Dartmouth Researchers Say Carbon Market Crime Is Increasing
September 10, 2010 by Latarsha Gatlin
Michael Dorsey recently wrote about carbon market crime in the journal "Carbon Market Europe." (photo by Joseph Mehling '69)
Fraud within global carbon markets is rampant, including some polluters who are increasing greenhouse gas emissions to reap profits from financial offsets, says Michael Dorsey, assistant professor of environmental studies, in a recent op-ed in the journal Carbon Market Europe.
Dorsey and co-author Jerome Whitington, a fellow with the Dickey Center for International Understanding and the Climate Justice Research Project, state “as the formal carbon market matures, without proper oversight, criminal activity, corruption and ethical malfeasance are on the rise.”
A carbon market is a method used to control pollution by providing economic incentives to polluters and participating countries for reductions in the emissions of pollutants.
Rising carbon market crime presents law enforcement, regulatory, and analytical challenges for existing and emerging carbon trading initiatives, in Europe, the United States and other countries considering market-based climate solutions, the authors write.
Co-author Jerome Whitington is a fellow with the Dickey Center for International Understanding and the Climate Justice Research Project. (photo by Joseph Mehling '69)
Much of the crime and fraud is based in the European carbon market.

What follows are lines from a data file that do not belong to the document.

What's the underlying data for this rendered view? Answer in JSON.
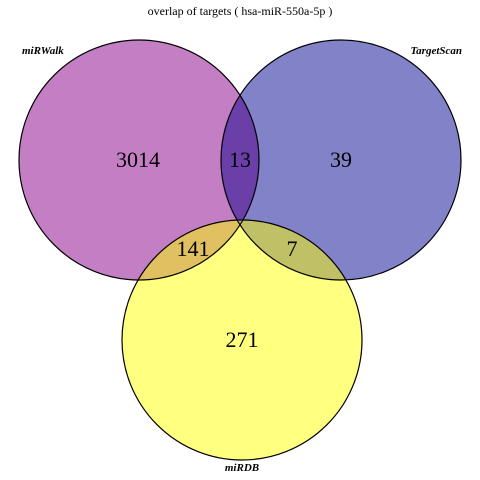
{
  "title": "overlap of targets ( hsa-miR-550a-5p )",
  "sets": [
    {
      "id": "mirwalk",
      "label": "miRWalk",
      "color": "#C47FC4"
    },
    {
      "id": "targetscan",
      "label": "TargetScan",
      "color": "#8282C8"
    },
    {
      "id": "mirdb",
      "label": "miRDB",
      "color": "#FFFF80"
    }
  ],
  "region_colors": {
    "mirwalk_targetscan": "#6A3FA8",
    "mirwalk_mirdb": "#E1C062",
    "targetscan_mirdb": "#C0C066"
  },
  "regions": {
    "mirwalk_only": "3014",
    "targetscan_only": "39",
    "mirdb_only": "271",
    "mirwalk_targetscan": "13",
    "mirwalk_mirdb": "141",
    "targetscan_mirdb": "7",
    "all_three": ""
  }
}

It comes at a cost of at least €5 billion ($6.4 billion), based on Europol estimates. “Since the last quarter of 2009, our preliminary analysis reveals 17 unique incidences of crime and fraud that together represent almost 90 percent (89.9 percent) of publicly known incidences of fraud.”
This corruption is discouraging as North American policy-makers construct the "‘next largest carbon market" and borrow "ideas and practices, from a system suffering from deep, intractable crimes, corruption, unethical practices and malfeasance,” they write.
"We must bring robust and adequate governance structures around emerging carbon markets, less we exacerbate injustice, facilitate new problems of wealth disparity, and possibly increase emissions," said Dorsey.